Не будем сообщать читателю, с каким трудом Катя справилась с обязанностями наложницы, ибо этот глубоко интимный процесс всегда происходит за закрытыми дверями, и вряд ли вы поверите в наш домысел в его описании. Лучше в меру своих способностей пусть каждый вообразит себе, как это могло происходить. Но скажем об очевидном. Спустя несколько часов к невольнице пришла Алевтина и увидела на ее шее и открытой части груди багровые синяки. Она ничего не сказала Кате по этому поводу, но объявила, что с завтрашнего дня девушку обязали репетировать танец и под фанеру песню одной турецкой кинозвезды. Кате надо очень постараться, чтобы не вызвать гнев господина Алитета.
9
Артему Белянину последнее время часто вспоминалась картина из детства. Он не помнил ни автора, ни точного названия, но она всплывала перед глазами, видимо потому, что отражала его состояние. Спартак, пораженный в бедро дротиком, стоял на одном колене и отражал натиск легионеров. Артем тоже поражен в бедро, во всю левую ногу, стоит на колене, хромоногий, уволенный из армии по инвалидности, и отражает натиск невеселых дум.

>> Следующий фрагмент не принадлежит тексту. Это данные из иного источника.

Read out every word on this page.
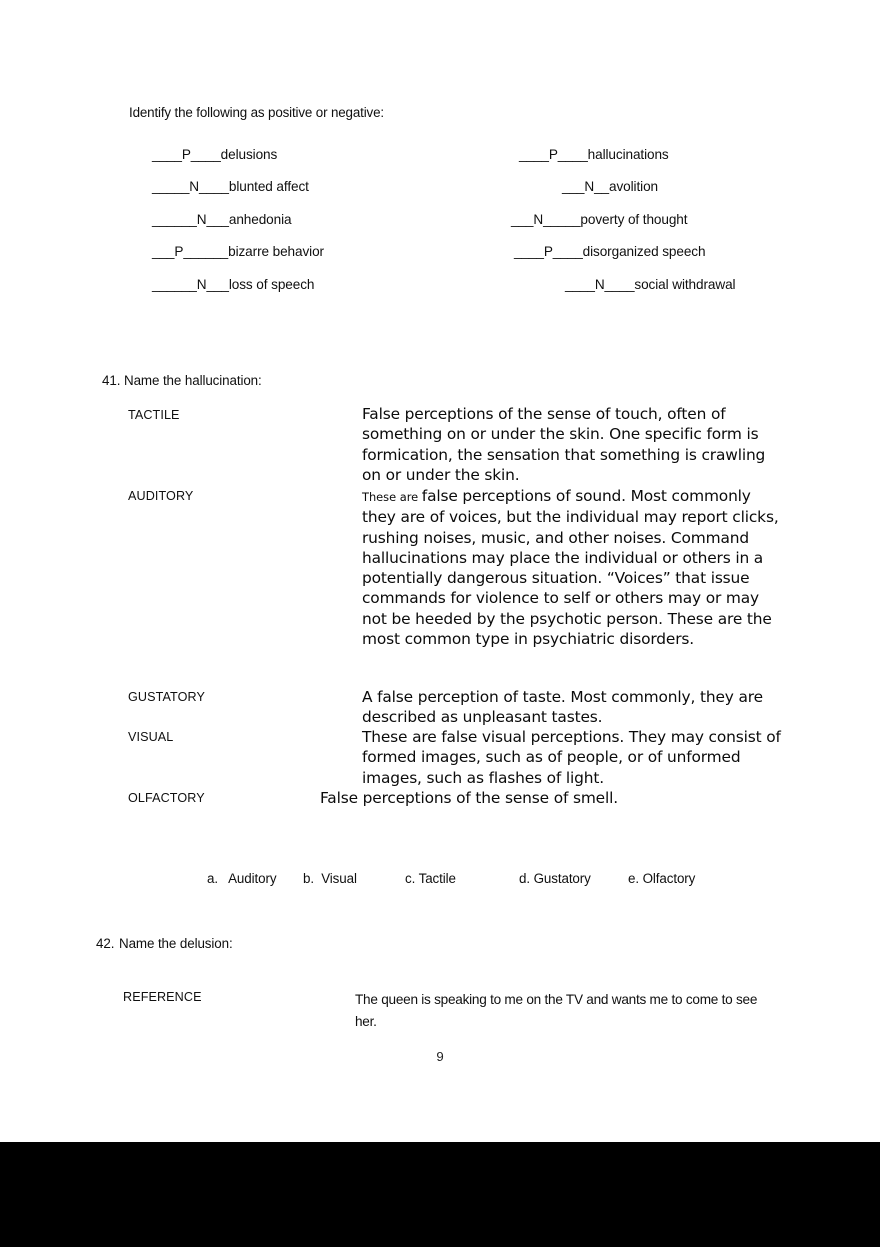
Identify the following as positive or negative:
____P____delusions
_____N____blunted affect
______N___anhedonia
___P______bizarre behavior
______N___loss of speech
____P____hallucinations
___N__avolition
___N_____poverty of thought
____P____disorganized speech
____N____social withdrawal
41. Name the hallucination:
TACTILE	False perceptions of the sense of touch, often of something on or under the skin. One specific form is formication, the sensation that something is crawling on or under the skin.
AUDITORY	These are false perceptions of sound. Most commonly they are of voices, but the individual may report clicks, rushing noises, music, and other noises. Command hallucinations may place the individual or others in a potentially dangerous situation. “Voices” that issue commands for violence to self or others may or may not be heeded by the psychotic person. These are the most common type in psychiatric disorders.
GUSTATORY	A false perception of taste. Most commonly, they are described as unpleasant tastes.
VISUAL	These are false visual perceptions. They may consist of formed images, such as of people, or of unformed images, such as flashes of light.
OLFACTORY	False perceptions of the sense of smell.
a.   Auditory b.  Visual	c. Tactile	d. Gustatory	e. Olfactory
42. Name the delusion:
REFERENCE	The queen is speaking to me on the TV and wants me to come to see her.
9
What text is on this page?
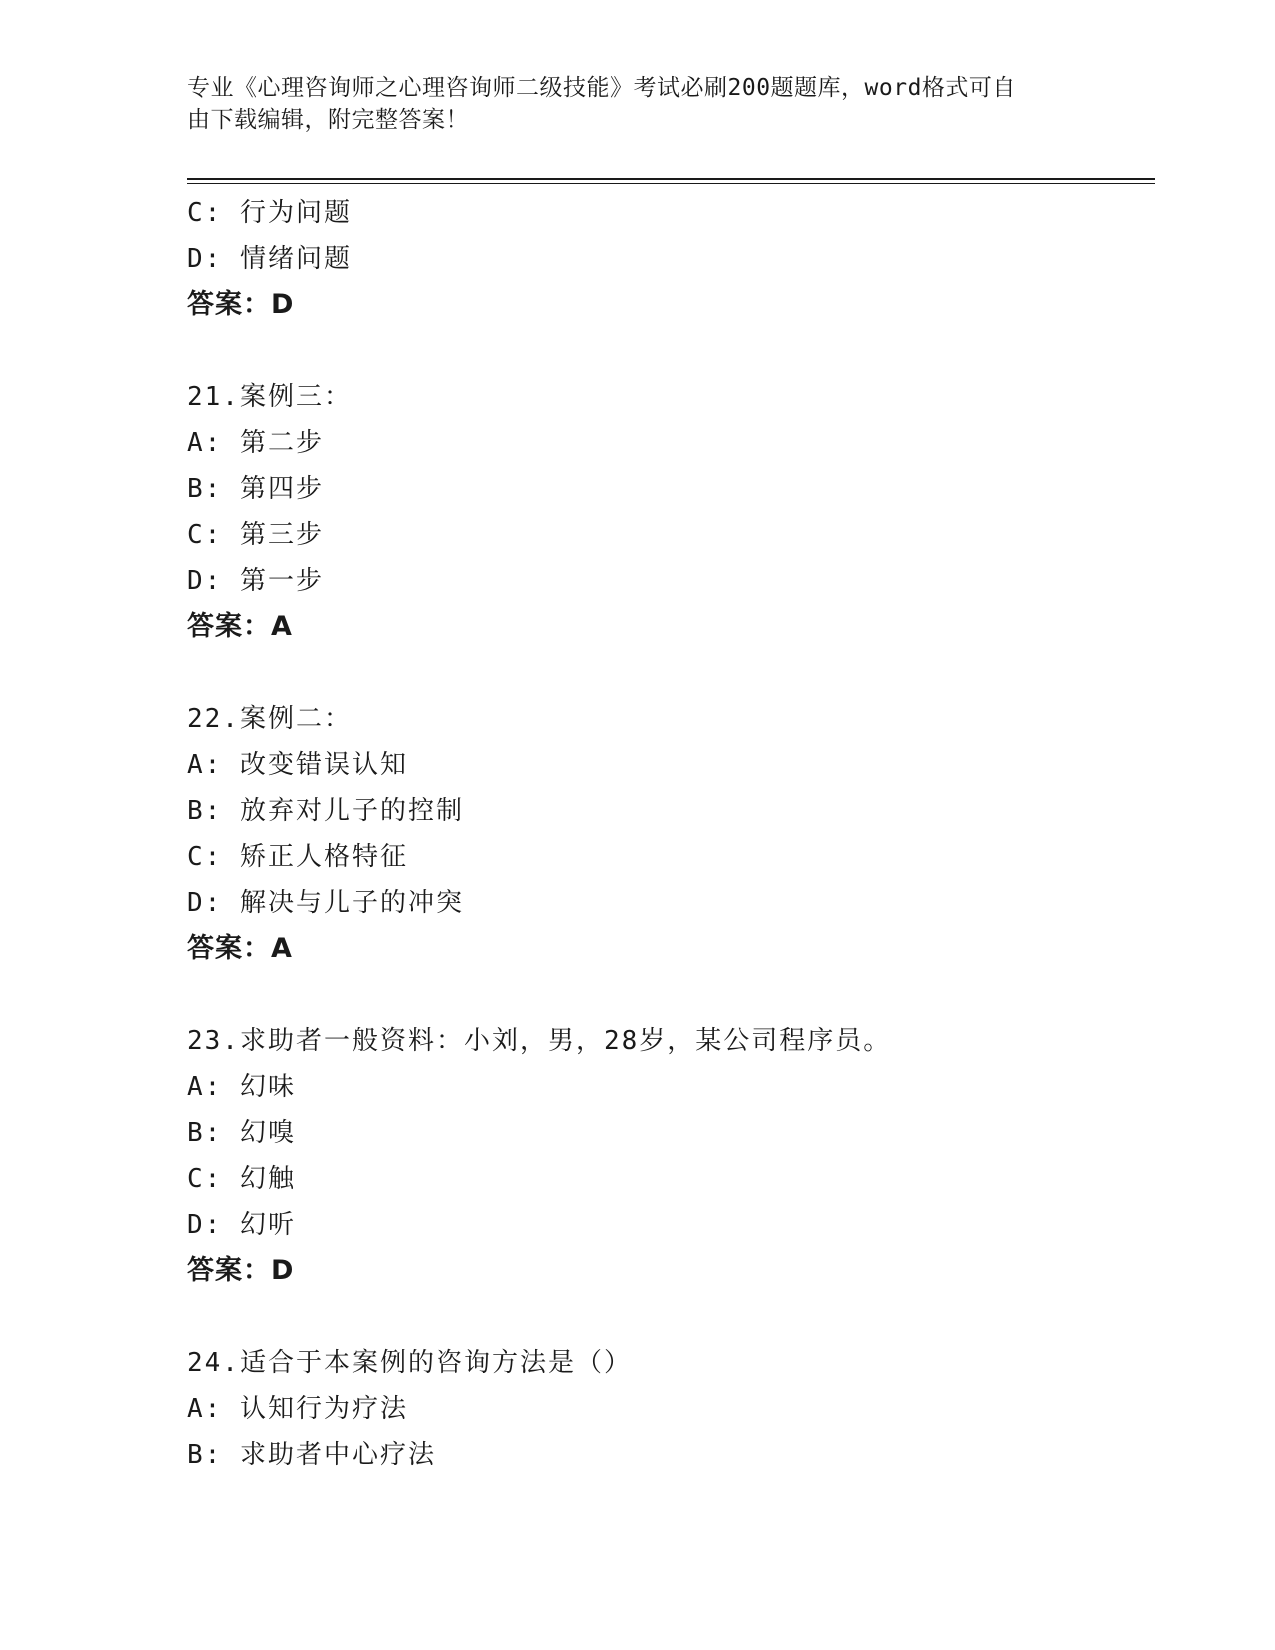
专业《心理咨询师之心理咨询师二级技能》考试必刷200题题库，word格式可自
由下载编辑，附完整答案！
C: 行为问题
D: 情绪问题
答案：D
21.案例三：
A: 第二步
B: 第四步
C: 第三步
D: 第一步
答案：A
22.案例二：
A: 改变错误认知
B: 放弃对儿子的控制
C: 矫正人格特征
D: 解决与儿子的冲突
答案：A
23.求助者一般资料：小刘，男，28岁，某公司程序员。
A: 幻味
B: 幻嗅
C: 幻触
D: 幻听
答案：D
24.适合于本案例的咨询方法是（）
A: 认知行为疗法
B: 求助者中心疗法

Думы разные, разумеется, о бытье-житье. Куда податься, где дорого продать себя, если только найдется покупатель на хромоногого офицера в отставке, за плечами которого девяносто девять боевых прыжков десантника, отлично владеющего оружием различного вида, а также рукопашным боем. Жилье – родительское. Этот пункт личной анкеты заставил холостяка вернуться под крышу дома своего в третий подъезд. Роль вышибалы в ночном клубе ему не нравится. Только на крайний случай. Личным охранником местного олигарха – ниже своего достоинства. Капитал, который собрался у него за службу под огнем, позволяет открыть торговую точку или шиномонтажку. Тут стоит подумать. Правда, есть у него корочки водителя, механизатора и вертолетчика. Но опять же, с хромой ногой в вертолетчики можно пробиться только в услужение частного лица, которому закон не писан. И жить на побегушках. Не пойдет. Если бы у него не оставалось в душе понятие о чести как о зеркале души, в котором видны все прегрешения совести, пожалуй, не церемонился, каким образом можно хорошо зарабатывать. Но честь – всегда святой родник, пить из которого можно только чистыми устами. Труд его на гражданке должен быть равен его чести. Поскольку государева служба отпадает, остается шиномонтажка.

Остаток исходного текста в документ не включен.